Через пять минут купцы чокались рюмками.
На молочной выставке
Гремит военный оркестр. Расставлены кадки с маслом, лежит сыр, в витринах за стеклами виднеются также в форме отшлифованных кубиков куски масла, но ни молока, ни творогу со сметаной не видать. На выставленных предметах картонки с немецкими фамилиями.
Проходит мать с нарядным мальчиком.
– Мама, какая же это молочная выставка, ежели на ней молока нет!
– Откуда же его взять, душенька? Вот ежели бы здесь были коровы выставлены, тогда было бы и молоко. А то ведь это не коровья выставка.
Две пожилые женщины, очень просто одетые. На головах – ковровые платки, в руках – носовые платочки, свернутые в трубочку.
– Вот говорили: «Сходи, сходи, посмотри по своему рукомеслу выставку», а что тут смотреть? Шутка ли, тоже с Охты перли семь верст киселя есть! – бормочет одна из них.
– Я говорила, что не стоит. Вот теперь, за вход-то зря заплативши, все равно что по фунту кофию в собаку и кинули, – откликается другая.
– А вы думали, что здесь медведя ученого водить будут? – ввязывается в разговор купец. – Ведь тут выставка не для простонародья, а для господ. Ваше какое рукомесло?
– Молочницы мы, коров на Охте держим.
– А, охтянки! Ну, здесь для вашей сестры блезиру не будет. Коли хотите еще по двугривенному растопить, то вон в том отделении сыр и масло пробовать можете. Молодец вам отворотит по кусочку и цену скажет.
– И этого вон можно масла попробовать, что в кадке?
– Ни боже мой! Нешто можно красу ворошить! Там для пробы особенно есть, а это только для посмотрения.
– Так какое же тут посмотрение, коли я даже разреза масла не вижу. Почем знать, что там внутри-то. Сверху-то тоже можно замазать и хорошим маслом, а в нутро всякую дрянь положить. Механику-то мы знаем.
– Дрянь! Тут даже, может статься, внутри кадки и дряни-то нет, а одна пустота и только сверху на доску намазан здоровый букиврот пальца в два – вот и вся музыка. Ведь тут не лавка, а выставка. Ходи себе да любуйся.
– Больно уж жирно за одно любование деньги платить.
– Не за одно любование.

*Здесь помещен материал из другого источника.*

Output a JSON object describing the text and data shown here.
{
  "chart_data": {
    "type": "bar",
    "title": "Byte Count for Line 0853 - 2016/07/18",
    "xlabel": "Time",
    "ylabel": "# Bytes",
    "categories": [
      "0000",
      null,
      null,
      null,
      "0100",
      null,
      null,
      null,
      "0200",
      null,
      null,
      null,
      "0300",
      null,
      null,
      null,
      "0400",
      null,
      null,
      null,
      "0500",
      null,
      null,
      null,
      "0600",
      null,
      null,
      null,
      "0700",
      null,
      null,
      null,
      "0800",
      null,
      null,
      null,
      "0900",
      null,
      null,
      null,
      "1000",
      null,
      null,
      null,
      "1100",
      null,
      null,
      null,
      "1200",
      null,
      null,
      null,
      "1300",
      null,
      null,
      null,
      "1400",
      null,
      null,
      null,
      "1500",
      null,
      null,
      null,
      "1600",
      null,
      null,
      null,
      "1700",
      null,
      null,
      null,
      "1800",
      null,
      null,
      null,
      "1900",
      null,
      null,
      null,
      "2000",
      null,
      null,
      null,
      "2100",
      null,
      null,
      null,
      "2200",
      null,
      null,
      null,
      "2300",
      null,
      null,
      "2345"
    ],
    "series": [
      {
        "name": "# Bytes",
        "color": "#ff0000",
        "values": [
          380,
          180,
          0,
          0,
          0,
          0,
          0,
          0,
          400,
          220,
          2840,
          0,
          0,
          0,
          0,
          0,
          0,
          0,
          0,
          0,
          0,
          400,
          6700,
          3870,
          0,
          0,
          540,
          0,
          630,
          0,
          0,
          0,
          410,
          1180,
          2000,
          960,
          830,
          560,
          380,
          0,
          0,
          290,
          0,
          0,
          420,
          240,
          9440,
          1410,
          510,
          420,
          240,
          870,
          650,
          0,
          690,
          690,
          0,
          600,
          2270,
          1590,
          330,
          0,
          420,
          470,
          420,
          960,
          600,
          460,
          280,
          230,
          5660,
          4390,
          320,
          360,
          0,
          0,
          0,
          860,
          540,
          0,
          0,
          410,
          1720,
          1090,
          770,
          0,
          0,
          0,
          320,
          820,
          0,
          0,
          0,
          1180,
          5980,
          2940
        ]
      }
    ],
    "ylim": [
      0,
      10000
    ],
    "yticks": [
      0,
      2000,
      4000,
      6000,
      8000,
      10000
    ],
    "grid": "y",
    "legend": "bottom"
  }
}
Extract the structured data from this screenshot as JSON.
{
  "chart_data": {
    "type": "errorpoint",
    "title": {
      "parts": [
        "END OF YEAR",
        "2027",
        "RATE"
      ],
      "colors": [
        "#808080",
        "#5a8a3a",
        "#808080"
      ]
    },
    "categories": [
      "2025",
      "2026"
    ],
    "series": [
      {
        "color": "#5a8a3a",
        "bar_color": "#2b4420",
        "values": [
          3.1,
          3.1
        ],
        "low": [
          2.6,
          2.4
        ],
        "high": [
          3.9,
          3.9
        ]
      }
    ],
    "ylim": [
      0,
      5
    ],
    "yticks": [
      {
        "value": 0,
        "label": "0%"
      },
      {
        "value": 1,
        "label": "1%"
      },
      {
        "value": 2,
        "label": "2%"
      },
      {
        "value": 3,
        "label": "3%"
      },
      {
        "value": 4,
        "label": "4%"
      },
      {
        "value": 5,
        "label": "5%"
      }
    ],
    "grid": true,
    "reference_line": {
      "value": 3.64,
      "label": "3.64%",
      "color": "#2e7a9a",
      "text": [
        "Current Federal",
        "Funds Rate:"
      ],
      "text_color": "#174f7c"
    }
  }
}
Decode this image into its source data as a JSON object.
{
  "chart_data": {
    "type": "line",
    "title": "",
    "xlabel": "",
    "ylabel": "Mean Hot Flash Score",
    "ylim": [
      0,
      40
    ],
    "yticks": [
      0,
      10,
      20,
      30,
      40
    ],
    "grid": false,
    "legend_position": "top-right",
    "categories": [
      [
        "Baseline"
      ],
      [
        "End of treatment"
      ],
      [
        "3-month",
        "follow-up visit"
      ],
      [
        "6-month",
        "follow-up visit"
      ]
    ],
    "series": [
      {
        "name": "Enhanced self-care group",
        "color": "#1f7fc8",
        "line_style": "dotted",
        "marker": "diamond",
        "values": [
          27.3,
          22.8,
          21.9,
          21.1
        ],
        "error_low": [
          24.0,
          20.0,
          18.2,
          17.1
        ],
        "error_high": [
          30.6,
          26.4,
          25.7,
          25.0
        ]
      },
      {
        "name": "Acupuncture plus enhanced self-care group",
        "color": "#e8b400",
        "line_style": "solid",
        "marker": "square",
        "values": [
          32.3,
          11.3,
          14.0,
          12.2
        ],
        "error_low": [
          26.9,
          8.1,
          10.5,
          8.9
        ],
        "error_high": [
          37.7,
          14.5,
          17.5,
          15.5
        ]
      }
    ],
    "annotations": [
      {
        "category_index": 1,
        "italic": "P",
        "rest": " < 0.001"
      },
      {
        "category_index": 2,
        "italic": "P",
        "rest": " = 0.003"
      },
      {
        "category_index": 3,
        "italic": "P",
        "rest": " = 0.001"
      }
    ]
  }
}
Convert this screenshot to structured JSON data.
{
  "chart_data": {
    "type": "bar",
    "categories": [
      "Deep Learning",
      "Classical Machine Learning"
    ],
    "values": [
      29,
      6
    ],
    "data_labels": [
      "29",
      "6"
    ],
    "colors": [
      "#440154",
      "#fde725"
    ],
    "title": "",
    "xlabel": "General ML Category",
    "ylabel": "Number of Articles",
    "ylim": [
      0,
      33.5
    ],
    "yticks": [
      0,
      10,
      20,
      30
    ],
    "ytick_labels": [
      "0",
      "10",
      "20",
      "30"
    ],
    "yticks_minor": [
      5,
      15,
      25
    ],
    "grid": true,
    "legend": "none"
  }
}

Музыку слушать, за те же деньги вон на тех весах себя свесить можешь, а домой придешь и похвастайся мужу: вот, мол, у тебя какая женато – пятипудовая!
– Да во мне пяти пудов нет.
– Шали больше! С привеском будет. Идет парей на три гривенника, что с привеском? Ну, пойдем, я тебя прикину. Выиграешь, так ведь окупишь, что сюда за вход заплатила.
– Так ведь вешаться-то в одеже надо, а на мне шуба с ватной юбкой полпуда потянет.
– А ты нешто хотела бы, чтоб тебя нагишом вешали? Здесь не баня. Здесь за этот манер сейчас за ушко да и на солнышко. «Комензи, мол, мадам, в желтый дом».
– Фу ты, срамник, что выдумает! – плюет охтянка. – Да я на сто рублей внимания не обращу, чтоб без одежи… У меня тоже муж есть и единоутробные дети. Дочку вот ноне за столяра выдала.
– Твое при твоем и останется. Ну, пойдем к весам-то. Так уж и быть, десять фунтов тебе на одежу скину! Где наше не пропадало! – машет рукой купец. – Мне главное, чтоб жене дома загадку загадать: «Что, мол, я на выставке делал?» Она это сейчас начнет мозгами шевелить, и то и се придумывать, а ей в ответ: «Бабу на весах вешал». Довольно уж нам по нашему лабазному делу около весов возиться, пора и за человечину приняться. И удивлю же я свою законную на каменном фундаменте! – весело крутит головой купец и хохочет.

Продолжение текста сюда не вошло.